We provide one of the most profound studies available to date investigating the influence of growth on subchondral bone and its overlying articular cartilage simultaneously; however, there are a few limitations. Due to differences in cartilage morphology, biochemical composition and mechanical properties between different articulating surfaces, tibial cartilage may develop differently from femoral cartilage, making a direct comparison of them difficult. However, tibial cartilage was chosen for mechanical testing and immunoblot analyses due to its less curved surface in contrast to femoral cartilage, which allows a more precise positioning of the indenter as well as a more accurate separation of the cartilage from the underlying bone, respectively. Moreover, in a sample as small as the rat tibial plateau, the determination of the cartilage thickness of the entire tibial plateau as well as of the cartilage tissue volume is methodologically challenging. Therefore, the sample loading for the immunoblots performed in the present study was not normalized and complete extracts from two independent samples per treatment were quantified. Although clear differences in extractable amounts were detected for three out of four proteins, conclusions that can be drawn are limited unless additional data using independent methods confirm these changes. However, to the best of our knowledge, our study is the first to investigate the influence of growth on cartilage morphology, biochemical composition and mechanical properties, as well as on the structure of subchondral bone in such a systematic and integrative manner.
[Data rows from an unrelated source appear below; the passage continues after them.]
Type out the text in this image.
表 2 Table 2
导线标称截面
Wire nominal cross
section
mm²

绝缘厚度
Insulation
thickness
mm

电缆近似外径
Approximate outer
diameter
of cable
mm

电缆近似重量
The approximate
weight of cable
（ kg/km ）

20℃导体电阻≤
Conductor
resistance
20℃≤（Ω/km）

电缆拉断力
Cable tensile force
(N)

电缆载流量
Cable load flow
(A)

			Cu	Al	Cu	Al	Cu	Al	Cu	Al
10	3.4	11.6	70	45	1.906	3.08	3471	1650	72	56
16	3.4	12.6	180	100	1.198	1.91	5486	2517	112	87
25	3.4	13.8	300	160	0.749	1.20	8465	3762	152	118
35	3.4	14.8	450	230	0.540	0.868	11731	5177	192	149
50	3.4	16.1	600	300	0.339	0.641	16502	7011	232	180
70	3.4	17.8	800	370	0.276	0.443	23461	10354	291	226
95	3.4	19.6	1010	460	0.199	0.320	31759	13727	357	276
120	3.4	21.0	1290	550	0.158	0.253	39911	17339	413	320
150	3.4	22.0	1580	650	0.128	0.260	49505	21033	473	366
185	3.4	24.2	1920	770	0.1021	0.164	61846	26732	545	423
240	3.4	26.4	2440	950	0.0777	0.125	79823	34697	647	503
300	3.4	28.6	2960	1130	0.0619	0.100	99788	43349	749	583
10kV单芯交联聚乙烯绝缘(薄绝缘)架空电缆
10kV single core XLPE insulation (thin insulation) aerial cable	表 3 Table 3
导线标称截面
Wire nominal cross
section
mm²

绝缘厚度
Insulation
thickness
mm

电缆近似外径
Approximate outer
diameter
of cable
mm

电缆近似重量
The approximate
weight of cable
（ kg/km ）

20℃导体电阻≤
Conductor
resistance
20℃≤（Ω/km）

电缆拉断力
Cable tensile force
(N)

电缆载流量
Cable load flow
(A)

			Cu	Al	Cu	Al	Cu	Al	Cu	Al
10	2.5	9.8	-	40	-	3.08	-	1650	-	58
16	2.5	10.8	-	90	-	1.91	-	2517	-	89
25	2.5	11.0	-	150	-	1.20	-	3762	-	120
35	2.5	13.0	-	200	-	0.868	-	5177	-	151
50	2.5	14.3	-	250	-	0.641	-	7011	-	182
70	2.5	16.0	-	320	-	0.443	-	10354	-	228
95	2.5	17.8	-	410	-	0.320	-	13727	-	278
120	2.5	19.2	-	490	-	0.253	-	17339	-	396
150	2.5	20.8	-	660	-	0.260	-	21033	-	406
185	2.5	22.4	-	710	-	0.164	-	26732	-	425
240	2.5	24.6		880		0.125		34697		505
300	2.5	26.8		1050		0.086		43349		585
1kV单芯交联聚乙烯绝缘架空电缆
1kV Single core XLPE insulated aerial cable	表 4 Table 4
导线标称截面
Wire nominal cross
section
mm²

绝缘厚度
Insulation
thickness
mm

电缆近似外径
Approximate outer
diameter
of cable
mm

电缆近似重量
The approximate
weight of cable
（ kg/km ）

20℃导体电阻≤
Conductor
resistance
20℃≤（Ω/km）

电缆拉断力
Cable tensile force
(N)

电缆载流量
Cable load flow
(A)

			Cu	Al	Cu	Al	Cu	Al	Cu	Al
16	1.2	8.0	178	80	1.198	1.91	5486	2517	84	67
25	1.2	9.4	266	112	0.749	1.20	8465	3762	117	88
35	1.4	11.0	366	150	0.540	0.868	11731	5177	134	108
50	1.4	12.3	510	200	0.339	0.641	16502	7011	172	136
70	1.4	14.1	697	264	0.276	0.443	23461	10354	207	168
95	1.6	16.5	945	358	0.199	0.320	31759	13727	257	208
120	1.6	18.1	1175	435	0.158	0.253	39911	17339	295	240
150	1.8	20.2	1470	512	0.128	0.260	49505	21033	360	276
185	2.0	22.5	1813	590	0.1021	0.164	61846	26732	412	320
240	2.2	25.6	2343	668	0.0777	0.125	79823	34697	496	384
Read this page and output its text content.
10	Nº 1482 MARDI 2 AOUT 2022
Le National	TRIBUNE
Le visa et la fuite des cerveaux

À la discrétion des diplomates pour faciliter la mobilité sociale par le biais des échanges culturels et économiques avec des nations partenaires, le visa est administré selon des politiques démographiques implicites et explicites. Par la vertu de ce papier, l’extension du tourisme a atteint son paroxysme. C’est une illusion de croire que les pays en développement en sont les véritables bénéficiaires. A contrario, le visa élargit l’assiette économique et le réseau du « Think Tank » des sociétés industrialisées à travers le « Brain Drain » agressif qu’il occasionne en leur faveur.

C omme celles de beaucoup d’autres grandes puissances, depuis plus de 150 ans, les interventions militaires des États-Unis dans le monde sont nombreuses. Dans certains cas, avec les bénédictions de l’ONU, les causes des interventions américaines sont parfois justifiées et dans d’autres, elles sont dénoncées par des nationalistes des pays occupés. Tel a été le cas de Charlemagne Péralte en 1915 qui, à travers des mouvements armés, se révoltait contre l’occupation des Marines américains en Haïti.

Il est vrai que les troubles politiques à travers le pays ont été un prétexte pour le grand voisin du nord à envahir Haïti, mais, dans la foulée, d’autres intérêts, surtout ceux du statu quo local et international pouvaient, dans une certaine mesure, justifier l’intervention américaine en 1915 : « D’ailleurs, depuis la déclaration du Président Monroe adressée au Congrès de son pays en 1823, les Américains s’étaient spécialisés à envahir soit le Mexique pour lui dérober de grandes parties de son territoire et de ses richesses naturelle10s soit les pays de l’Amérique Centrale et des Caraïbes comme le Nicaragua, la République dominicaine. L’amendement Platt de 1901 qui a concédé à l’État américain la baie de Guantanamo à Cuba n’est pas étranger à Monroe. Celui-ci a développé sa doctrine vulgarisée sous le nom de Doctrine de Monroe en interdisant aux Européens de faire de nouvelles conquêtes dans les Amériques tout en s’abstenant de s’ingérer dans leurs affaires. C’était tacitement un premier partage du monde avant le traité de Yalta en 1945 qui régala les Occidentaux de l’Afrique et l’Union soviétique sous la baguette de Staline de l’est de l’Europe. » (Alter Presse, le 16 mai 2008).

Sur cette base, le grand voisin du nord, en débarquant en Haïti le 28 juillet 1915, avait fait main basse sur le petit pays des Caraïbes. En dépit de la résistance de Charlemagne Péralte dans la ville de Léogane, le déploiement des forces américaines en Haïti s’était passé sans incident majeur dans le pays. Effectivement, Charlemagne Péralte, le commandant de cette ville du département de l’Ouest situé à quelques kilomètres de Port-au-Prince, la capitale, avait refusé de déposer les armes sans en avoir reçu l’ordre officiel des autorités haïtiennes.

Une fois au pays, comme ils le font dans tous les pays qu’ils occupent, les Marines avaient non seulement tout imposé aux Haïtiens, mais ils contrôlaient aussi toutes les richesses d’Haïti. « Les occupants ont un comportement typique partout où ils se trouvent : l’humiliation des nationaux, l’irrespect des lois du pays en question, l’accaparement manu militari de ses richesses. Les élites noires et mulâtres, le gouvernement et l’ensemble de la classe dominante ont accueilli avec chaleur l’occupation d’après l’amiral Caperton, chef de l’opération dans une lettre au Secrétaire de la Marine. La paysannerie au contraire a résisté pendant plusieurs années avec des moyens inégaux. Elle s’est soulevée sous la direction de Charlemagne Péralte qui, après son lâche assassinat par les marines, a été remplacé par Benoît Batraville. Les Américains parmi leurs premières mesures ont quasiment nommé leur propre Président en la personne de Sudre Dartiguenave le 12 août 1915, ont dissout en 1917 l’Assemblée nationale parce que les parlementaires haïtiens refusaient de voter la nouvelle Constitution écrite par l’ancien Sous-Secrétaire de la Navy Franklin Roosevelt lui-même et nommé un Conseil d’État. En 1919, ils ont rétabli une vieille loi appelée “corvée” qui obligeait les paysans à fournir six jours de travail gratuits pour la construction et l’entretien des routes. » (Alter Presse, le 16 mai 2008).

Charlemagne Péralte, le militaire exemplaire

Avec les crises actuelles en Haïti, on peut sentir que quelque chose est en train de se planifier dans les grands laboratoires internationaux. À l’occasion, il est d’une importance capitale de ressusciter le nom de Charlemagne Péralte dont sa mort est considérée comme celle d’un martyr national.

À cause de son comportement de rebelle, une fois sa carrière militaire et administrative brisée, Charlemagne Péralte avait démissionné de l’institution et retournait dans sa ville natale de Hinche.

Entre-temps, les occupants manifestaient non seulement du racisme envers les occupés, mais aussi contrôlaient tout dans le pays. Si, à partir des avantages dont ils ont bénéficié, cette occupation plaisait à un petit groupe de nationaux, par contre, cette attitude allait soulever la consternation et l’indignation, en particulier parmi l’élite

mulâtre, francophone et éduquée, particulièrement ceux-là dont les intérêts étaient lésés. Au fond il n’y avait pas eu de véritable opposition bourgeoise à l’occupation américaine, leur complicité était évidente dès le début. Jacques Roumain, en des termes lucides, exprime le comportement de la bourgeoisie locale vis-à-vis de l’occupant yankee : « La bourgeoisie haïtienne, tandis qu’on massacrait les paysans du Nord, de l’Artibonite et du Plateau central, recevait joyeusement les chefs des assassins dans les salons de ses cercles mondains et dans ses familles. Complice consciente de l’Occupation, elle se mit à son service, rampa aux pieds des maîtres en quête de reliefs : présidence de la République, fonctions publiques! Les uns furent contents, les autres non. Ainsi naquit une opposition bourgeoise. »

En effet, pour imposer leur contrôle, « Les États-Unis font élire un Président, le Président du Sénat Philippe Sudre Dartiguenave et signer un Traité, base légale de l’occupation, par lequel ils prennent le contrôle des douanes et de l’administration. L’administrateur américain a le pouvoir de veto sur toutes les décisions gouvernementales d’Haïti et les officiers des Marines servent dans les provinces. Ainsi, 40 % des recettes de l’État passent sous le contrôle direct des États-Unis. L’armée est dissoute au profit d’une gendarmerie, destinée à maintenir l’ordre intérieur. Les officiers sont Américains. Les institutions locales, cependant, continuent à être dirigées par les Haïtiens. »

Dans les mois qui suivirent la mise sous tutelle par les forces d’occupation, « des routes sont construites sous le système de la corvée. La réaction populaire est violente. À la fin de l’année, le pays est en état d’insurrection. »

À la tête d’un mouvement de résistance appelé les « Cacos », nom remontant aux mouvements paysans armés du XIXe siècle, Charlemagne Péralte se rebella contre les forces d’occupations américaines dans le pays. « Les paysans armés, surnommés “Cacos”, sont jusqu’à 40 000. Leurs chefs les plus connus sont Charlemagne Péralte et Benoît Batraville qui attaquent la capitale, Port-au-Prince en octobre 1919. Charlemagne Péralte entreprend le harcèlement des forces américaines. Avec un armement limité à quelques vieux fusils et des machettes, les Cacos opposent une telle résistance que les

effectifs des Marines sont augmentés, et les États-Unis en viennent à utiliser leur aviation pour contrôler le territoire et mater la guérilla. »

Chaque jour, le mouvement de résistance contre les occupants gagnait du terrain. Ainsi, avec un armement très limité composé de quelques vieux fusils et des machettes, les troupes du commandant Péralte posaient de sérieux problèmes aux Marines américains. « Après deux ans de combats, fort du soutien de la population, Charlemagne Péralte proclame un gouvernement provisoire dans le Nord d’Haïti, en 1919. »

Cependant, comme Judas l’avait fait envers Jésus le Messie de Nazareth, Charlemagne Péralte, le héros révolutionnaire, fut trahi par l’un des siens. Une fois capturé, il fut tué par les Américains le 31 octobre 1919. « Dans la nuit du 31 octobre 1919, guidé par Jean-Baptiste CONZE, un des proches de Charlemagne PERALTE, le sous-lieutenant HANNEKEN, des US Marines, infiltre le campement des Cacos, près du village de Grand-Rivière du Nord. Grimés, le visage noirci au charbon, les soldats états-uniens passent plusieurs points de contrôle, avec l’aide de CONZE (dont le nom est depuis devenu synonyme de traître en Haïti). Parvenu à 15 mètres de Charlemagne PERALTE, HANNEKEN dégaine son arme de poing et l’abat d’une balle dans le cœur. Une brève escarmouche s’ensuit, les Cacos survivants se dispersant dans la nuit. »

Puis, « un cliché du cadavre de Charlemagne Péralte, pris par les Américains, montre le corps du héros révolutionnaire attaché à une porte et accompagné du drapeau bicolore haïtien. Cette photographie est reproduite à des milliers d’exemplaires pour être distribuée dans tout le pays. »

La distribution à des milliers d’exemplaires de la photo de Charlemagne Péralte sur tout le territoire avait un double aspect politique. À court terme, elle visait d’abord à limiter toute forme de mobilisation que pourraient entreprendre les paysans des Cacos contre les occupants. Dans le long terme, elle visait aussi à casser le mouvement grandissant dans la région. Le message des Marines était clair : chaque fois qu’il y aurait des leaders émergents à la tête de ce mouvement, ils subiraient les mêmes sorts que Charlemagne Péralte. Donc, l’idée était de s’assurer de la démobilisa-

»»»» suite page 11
In conclusion, the present study relates for the first time growth-related changes in cartilage mechanical properties to changes in cartilage major network proteins as well as to changes in subchondral bone structure. A high modelling activity of both structures comprising the bone–cartilage unit could be demonstrated. Growth decreased cartilage thickness by a subsequent functional condensation of the underlying subchondral bone due to enchondral ossification. Cartilage mechanical properties seem to be influenced by growth-related changes in the assembly of major ECM stabilizing proteins such as collagen II, collagen IX and matrilin-3 rather than by the growth-related alterations in subchondral bone structure. The present study provides a first insight into the growth-related structural, biochemical and mechanical interaction of articular cartilage with subchondral bone. Finally, these data contribute to the general knowledge about the cooperation between the articular cartilage and subchondral bone.
We wish to acknowledge Jan Laschinger for his assistance in immunohistochemical analyses. The study was supported by a grant of the German Sport University Cologne and by the Deutsche Forschungsgemeinschaft (grant ZA561/2-1 to FZ). The sponsors had no involvement in study design, collection, analysis and interpretation of data, in the writing of the manuscript, or in the decision to submit the manuscript for publication.
All authors have made substantial contributions to the following: (i) the conception and design of the study, or acquisition of data, or analysis and interpretation of data; (ii) drafting or revising the article critically for important intellectual content; (iii) final approval of the version to be submitted. Authors′ responsibility for the integrity of the work undertaken: Nina Hamann and Anja Niehoff.
None of the authors has anything to disclose for this manuscript and there are no conflicts of interest.